Australian government support to help make fruit and vegetable exports easier

The Australian Government has been trying to make the process of horticulture exporting easier for producers by proving support through Regional Assurance Managers (RAM), as restrictions and regulatory policies are developed between trading countries.

Department of Agriculture, Water and the Environment (DAWE) RAMs Geoffrey Offner and Richard Valentine addressed the recent Australian Lychee Growers Association Meeting in Mareeba, telling growers the purpose of their role is to help plant exporters better meet

"Part of the reason we exist is the push from the Commonwealth Government to support (agriculture) export industries to reach the industry target $100billion by 2030," Mr Offner said. "We are currently at $52billion, and we are expecting this next financial year to be bigger again. There are often people looking for these opportunities (exports) but don't have a lot of experience in that particular area, so we are happy to help. For the folks that are already exporting and using an establishment in Brisbane, or another port, to get your commodity out, we can look at registering your facilities or packhouses to do inspections there. I'm interested in supporting more export activity in North Queensland if people are interested. It's a regulatory environment even though we aren't on the compliance side so much, that's up to the auditors, we are here to support people meet these requirements; we do regular on-site visits and organise industry forums."

Photo: DAWE RAM, Richard Valentine at the Australian Lychee Growers Meeting

Mr Valentine has been in the department for 19 years, after starting as an agronomist on Queensland's Darling Downs, where he has extensive experience with plant imports and exports.

"When I was in past (auditing) roles, it was about looking at the hoops that exporters have to jump through to meet the export markets, now it is very much about explaining what the hoops are and how to get there," Mr Valentine said. "It's good to see that the department is really opening up the support, so in many ways, it is good to have all these hoops, but if the exporters don't know what it is that they need to meet, how can they meet it?"

Photo: Geoffrey Offner

In 2011, the government released the Authorised Officer (AO) model, to deliver a national training, assessment and auditing framework for the export inspection of plants and plant products from Australia - and provide flexibility for exporters and reduce the regulatory burden. There are now 1,400 third-party AOs across Australia who now inspect over 95 per cent of all plant and plant products bound for export. An independent review of the AO model in 2018 recommended the establishment of the Plant Export Regional Assurance Manager (RAM) network.
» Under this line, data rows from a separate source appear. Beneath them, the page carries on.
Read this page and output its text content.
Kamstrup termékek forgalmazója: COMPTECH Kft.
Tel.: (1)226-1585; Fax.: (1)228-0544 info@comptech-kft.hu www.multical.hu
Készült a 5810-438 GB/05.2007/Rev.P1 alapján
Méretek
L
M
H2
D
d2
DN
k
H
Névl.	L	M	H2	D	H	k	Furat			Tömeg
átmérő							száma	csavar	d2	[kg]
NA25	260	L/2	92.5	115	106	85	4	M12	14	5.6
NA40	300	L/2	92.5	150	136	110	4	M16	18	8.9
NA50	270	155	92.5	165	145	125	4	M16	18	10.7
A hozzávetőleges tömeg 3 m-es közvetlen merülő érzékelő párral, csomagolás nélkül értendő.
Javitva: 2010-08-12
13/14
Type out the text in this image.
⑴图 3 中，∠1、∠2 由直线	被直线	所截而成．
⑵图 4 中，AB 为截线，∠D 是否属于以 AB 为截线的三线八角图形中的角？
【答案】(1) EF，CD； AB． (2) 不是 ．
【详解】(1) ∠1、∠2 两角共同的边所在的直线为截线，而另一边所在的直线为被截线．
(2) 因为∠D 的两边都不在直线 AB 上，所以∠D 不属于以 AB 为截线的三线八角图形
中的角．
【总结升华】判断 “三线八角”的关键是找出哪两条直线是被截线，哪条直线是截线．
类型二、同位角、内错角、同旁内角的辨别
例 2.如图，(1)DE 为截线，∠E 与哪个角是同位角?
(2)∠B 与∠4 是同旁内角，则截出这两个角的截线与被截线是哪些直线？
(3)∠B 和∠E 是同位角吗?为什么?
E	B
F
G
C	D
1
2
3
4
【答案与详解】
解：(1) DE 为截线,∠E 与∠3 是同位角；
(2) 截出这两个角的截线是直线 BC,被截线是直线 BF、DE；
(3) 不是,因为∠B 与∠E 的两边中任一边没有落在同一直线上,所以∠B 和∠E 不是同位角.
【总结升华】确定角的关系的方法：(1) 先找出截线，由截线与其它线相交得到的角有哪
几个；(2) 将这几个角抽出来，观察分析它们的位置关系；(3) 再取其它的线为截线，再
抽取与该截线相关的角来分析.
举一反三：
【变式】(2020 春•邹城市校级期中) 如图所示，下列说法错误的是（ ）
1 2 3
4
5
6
"A weakness was that there really wasn't a link between a proper structure between those doing the inspections and authorisations and the programs in Canberra who set the rules," Mr Offner said. "In our roles, we are really here to say if you are looking at the requirements from the Commonwealth Government in getting the commodity out of the country and getting that certification, we are here to help to steer you in the right direction. We are regionally based and our primary support is to third-party AOs, who are those who do the inspections of export commodities to make sure the phytosanitary requirements for import terms and conditions are met."